The most dangerous thing I have noticed concerning this development is that these anointed objects are slowly and steadily taking the place of Christ in the lives of people hence ending up being idols. John Calvin once remarked that ‘the human heart is a factory of idols’ and indeed due to our fallen nature, we easily make idols of many shapes and sizes and worship them thereafter.

The anointed items are fast becoming idols for many. What is happening with this anointed stuff is that people are told to use them whenever they want to experience a miracle or blessing from God. Recently, I met a relation who is a Christian and he greatly boasted about a certain anointed sticker bearing a face of ‘man of God’ and said:

“You know, this sticker is very powerful. I always travel with it in my car and if the devil had plans for me to get involved in a road accident, it doesn’t work. I am also told that next time, I am invited for job interviews, I should just put it in my shirt’s pocket and before entering the interview, I should pull it out, gaze at it for a while and then say a prayer and I will be successful.”

It is evident that my relation’s life is revolving around this anointed sticker.
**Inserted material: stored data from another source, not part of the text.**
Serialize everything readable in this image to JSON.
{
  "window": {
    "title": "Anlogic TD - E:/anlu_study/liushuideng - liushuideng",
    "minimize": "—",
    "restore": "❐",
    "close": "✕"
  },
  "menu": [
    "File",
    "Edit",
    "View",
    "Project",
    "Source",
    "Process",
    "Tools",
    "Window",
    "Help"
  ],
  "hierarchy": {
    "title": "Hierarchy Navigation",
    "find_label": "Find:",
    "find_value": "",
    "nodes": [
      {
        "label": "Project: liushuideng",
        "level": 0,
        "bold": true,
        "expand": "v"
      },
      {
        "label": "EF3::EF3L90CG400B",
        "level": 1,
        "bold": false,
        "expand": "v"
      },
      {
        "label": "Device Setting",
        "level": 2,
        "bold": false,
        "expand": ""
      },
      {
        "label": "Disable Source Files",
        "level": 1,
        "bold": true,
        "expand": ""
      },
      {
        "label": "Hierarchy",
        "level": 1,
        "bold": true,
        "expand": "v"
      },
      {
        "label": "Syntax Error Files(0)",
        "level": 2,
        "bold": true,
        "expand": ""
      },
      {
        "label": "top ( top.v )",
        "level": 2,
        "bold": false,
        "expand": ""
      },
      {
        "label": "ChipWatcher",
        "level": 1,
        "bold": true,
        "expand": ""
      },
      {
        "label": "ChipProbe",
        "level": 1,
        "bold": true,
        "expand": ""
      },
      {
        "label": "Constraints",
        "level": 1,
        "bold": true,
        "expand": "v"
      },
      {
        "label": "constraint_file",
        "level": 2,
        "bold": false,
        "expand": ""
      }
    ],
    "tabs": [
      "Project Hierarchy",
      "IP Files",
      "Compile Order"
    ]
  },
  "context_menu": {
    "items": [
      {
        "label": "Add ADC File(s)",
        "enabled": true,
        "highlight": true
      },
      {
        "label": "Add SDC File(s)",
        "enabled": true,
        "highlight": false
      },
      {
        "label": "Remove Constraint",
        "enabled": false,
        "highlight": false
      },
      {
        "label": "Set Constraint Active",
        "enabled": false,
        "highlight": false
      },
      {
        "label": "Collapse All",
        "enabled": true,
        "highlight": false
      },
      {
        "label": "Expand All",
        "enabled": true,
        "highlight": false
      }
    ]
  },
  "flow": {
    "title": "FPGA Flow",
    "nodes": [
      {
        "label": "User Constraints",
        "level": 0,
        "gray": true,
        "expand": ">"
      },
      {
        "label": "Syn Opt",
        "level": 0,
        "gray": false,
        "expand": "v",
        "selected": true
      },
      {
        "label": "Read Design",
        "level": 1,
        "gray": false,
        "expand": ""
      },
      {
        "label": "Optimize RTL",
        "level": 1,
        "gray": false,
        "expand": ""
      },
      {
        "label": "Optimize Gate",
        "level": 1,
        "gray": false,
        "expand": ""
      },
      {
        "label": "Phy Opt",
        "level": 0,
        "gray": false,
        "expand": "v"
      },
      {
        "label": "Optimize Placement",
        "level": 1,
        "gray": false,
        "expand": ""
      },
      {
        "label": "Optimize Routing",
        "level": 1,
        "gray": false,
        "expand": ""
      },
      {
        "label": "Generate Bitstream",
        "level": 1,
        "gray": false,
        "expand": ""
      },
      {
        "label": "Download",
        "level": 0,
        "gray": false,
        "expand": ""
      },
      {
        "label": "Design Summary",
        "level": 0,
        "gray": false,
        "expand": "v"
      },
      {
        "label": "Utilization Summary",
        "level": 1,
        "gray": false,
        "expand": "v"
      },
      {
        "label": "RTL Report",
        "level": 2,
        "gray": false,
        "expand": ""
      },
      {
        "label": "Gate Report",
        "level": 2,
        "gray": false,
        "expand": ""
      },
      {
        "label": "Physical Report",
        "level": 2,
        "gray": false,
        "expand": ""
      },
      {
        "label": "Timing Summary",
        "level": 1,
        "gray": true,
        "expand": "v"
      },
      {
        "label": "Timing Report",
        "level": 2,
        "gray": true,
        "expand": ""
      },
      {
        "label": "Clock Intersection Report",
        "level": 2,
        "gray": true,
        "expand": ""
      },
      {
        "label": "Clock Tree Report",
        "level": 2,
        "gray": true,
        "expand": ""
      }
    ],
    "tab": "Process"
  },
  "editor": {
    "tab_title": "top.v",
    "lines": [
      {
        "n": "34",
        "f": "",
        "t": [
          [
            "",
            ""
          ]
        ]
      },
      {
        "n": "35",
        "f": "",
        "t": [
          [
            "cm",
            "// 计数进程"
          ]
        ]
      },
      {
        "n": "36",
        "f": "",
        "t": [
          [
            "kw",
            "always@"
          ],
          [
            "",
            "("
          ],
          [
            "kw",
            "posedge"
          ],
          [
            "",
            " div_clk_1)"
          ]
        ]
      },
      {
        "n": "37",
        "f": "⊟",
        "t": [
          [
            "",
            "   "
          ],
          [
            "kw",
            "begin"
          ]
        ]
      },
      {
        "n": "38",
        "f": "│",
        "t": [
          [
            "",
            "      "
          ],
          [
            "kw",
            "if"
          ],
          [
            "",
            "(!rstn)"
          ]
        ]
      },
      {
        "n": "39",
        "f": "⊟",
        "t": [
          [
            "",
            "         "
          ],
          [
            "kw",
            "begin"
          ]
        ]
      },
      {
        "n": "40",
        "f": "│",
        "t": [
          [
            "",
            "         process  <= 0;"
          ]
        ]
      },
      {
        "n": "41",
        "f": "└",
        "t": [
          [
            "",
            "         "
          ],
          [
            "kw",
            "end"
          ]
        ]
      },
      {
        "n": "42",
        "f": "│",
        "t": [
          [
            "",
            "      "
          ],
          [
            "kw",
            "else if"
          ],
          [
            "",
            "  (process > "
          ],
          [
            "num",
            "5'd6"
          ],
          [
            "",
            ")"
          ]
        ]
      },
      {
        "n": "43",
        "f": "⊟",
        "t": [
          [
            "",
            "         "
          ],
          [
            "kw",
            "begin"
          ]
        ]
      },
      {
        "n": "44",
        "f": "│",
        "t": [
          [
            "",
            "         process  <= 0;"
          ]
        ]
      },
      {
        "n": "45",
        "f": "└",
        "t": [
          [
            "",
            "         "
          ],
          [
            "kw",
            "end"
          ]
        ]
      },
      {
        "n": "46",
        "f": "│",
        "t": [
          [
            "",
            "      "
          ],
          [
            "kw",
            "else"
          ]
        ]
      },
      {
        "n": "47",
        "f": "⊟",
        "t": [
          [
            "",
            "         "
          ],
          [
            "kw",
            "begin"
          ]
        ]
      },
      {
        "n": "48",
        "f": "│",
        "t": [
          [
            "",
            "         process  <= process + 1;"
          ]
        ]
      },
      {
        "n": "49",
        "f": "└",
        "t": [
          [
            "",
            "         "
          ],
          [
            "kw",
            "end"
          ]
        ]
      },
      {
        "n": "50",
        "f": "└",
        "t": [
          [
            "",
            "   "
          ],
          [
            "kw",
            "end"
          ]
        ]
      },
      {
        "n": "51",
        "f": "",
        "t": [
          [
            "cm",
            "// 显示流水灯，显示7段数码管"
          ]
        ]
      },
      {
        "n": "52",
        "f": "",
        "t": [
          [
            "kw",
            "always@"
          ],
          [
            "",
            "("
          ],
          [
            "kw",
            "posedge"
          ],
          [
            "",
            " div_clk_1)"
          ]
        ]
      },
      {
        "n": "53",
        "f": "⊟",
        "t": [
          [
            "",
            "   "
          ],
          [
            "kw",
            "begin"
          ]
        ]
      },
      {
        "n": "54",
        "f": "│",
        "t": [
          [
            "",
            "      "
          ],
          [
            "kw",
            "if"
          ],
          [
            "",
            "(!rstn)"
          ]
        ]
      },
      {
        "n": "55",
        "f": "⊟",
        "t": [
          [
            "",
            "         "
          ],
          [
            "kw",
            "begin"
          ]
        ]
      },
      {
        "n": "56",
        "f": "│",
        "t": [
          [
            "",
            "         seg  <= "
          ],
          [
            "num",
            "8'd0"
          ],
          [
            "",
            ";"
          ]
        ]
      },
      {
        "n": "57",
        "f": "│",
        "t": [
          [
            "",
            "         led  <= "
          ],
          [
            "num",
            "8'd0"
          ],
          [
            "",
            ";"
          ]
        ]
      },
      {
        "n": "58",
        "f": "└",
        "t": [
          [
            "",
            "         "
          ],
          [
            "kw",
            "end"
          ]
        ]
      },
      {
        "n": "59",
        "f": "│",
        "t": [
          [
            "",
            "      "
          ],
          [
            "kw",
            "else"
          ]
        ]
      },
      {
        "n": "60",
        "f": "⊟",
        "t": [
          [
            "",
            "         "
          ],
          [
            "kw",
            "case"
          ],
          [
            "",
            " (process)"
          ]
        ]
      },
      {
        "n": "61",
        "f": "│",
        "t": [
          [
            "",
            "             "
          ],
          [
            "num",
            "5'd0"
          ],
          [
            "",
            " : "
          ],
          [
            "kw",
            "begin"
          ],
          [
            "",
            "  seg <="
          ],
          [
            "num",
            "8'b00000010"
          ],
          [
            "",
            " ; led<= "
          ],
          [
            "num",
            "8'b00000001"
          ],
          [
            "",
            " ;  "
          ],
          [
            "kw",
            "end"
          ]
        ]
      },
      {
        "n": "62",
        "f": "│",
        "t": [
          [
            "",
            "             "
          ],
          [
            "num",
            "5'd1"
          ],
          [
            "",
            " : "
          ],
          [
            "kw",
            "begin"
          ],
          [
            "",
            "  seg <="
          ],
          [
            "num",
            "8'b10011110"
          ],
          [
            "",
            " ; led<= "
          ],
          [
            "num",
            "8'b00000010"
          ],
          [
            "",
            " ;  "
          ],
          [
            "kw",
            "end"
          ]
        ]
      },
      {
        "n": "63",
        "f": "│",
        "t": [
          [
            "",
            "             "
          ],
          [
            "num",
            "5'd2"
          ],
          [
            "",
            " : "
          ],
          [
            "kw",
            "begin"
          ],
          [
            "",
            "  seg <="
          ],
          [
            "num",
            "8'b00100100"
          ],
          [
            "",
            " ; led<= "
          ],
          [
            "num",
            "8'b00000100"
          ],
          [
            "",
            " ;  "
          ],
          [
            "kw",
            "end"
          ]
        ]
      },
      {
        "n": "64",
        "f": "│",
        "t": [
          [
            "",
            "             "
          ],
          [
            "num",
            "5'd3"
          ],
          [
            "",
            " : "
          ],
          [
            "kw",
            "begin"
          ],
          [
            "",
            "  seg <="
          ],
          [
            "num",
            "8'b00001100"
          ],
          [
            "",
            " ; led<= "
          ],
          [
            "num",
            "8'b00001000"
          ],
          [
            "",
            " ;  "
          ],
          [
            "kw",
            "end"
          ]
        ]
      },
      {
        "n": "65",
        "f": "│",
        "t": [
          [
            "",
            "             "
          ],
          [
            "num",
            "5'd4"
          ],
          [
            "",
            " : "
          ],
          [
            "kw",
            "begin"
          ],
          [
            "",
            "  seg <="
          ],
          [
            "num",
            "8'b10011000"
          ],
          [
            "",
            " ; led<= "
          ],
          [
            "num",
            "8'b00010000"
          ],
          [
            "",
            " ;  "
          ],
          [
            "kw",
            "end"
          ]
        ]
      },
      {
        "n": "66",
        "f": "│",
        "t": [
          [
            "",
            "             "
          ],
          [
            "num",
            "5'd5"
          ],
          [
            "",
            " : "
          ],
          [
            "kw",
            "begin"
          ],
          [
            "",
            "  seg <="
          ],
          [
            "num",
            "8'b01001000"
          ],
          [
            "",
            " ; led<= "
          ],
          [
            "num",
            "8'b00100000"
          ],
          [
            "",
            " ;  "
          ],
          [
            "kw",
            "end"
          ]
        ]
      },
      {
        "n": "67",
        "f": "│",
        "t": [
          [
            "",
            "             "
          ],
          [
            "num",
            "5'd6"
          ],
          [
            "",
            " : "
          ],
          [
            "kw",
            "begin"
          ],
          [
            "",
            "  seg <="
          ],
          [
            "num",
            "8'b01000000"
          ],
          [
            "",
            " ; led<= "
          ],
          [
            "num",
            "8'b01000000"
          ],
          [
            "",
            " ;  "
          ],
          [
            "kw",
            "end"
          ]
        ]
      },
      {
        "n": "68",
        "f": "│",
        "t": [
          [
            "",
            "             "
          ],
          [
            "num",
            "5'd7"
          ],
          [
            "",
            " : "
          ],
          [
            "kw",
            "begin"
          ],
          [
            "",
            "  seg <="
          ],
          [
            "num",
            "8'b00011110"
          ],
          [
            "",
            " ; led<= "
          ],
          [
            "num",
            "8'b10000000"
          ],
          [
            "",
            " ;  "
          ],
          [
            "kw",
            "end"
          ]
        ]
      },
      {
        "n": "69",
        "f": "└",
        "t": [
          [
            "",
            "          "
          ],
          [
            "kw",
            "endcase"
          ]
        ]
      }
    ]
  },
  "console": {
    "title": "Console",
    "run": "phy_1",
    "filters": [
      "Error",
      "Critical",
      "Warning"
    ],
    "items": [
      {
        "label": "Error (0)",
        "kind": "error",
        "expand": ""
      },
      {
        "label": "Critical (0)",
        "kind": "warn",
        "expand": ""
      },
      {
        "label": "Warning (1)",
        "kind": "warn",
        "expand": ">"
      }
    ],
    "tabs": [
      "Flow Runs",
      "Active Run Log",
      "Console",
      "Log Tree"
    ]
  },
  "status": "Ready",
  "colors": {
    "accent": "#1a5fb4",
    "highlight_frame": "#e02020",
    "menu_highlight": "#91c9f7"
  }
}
To him this sticker is his life. Now, where is the place of Christ in his life?  Are not our lives supposed to revolve around Christ? I hope you get my point.  I will not mince words here: placing our faith in this anointed stuff is superstition and nothing else.  It is not different from relying on charms or ‘small pillows’ (zithumwa) from witchdoctors.

My fellow Africans will understand this better. For most Africans who are not Christians, they rely on witchdoctors.  For instance, when one wants to get a job, they might go to a witchdoctor who would give them some charms which they are to put in their trouser’s pocket when going for job-interviews. The charms, they are told, will guarantee success in the interviews.

I believe this is similar to how some Christians are treating these anointed objects.   Only that this time around we have sugar-coated them with the name of Christ. Please, fellow Christian, think twice about your involvement with these anointed objects.

But some will quote for me Acts 19:11, 12 which reads: “And God was doing extraordinary miracles by the hands of Paul, so that even handkerchiefs or aprons that had touched his skin were carried away to the sick, and their diseases left them and the evil spirits came out of them.” They will then ask, isn’t this passage supporting the use of these anointed items?

No, it isn’t. A couple of things need to be pointed out here. First, Paul never asked for any amount of money  for the handkerchiefs and aprons. But the ‘’men of God’ today are asking for a certain amount of money for one to have these anointed stuffs.

Secondly, Paul never sat down and packed these aprons and handkerchiefs and sent them out to be used for miracles rather it was the people who came to Paul who took these  items and used them on the sick.  As a matter of fact, these aprons and handkerchiefs were used ones. New Testament historians tell us that the handkerchiefs were wore around Paul’s head to absorb the sweat as he worked as a tent-maker while the aprons were used to cover Paul’s clothes to protect them from dirt and dust(The Acts of Apostles: The Daily Study Bible ©1966, The Saint Andrew Press).

Thirdly, let me borrow the words of R.C. Sproul and point out that “This was not Paul’s doing; because of their pagan religious background, the Ephesians were used to employing superstitious means (v.19). God accommodated His gracious work to their ignorance” (Reformation Study Bible, Ligonier Ministries © 2005).

Fourthly, it is very important to note that what is recorded for us in Acts 19:11, 12 was never a trend. You don’t read this anywhere else apart from this passage which means that this was not a regular occurrence and I, strongly, believe that this was done in Ephesus only.

However, some ‘men of God’ today have made the giving or selling out of anointed items a trend, thereby leading our fallen nature to turn these objects into idols.  It’s very heartbreaking to see that some Christians can’t live without this anointed stuff. Oh Lord, may you deliver us from these idols.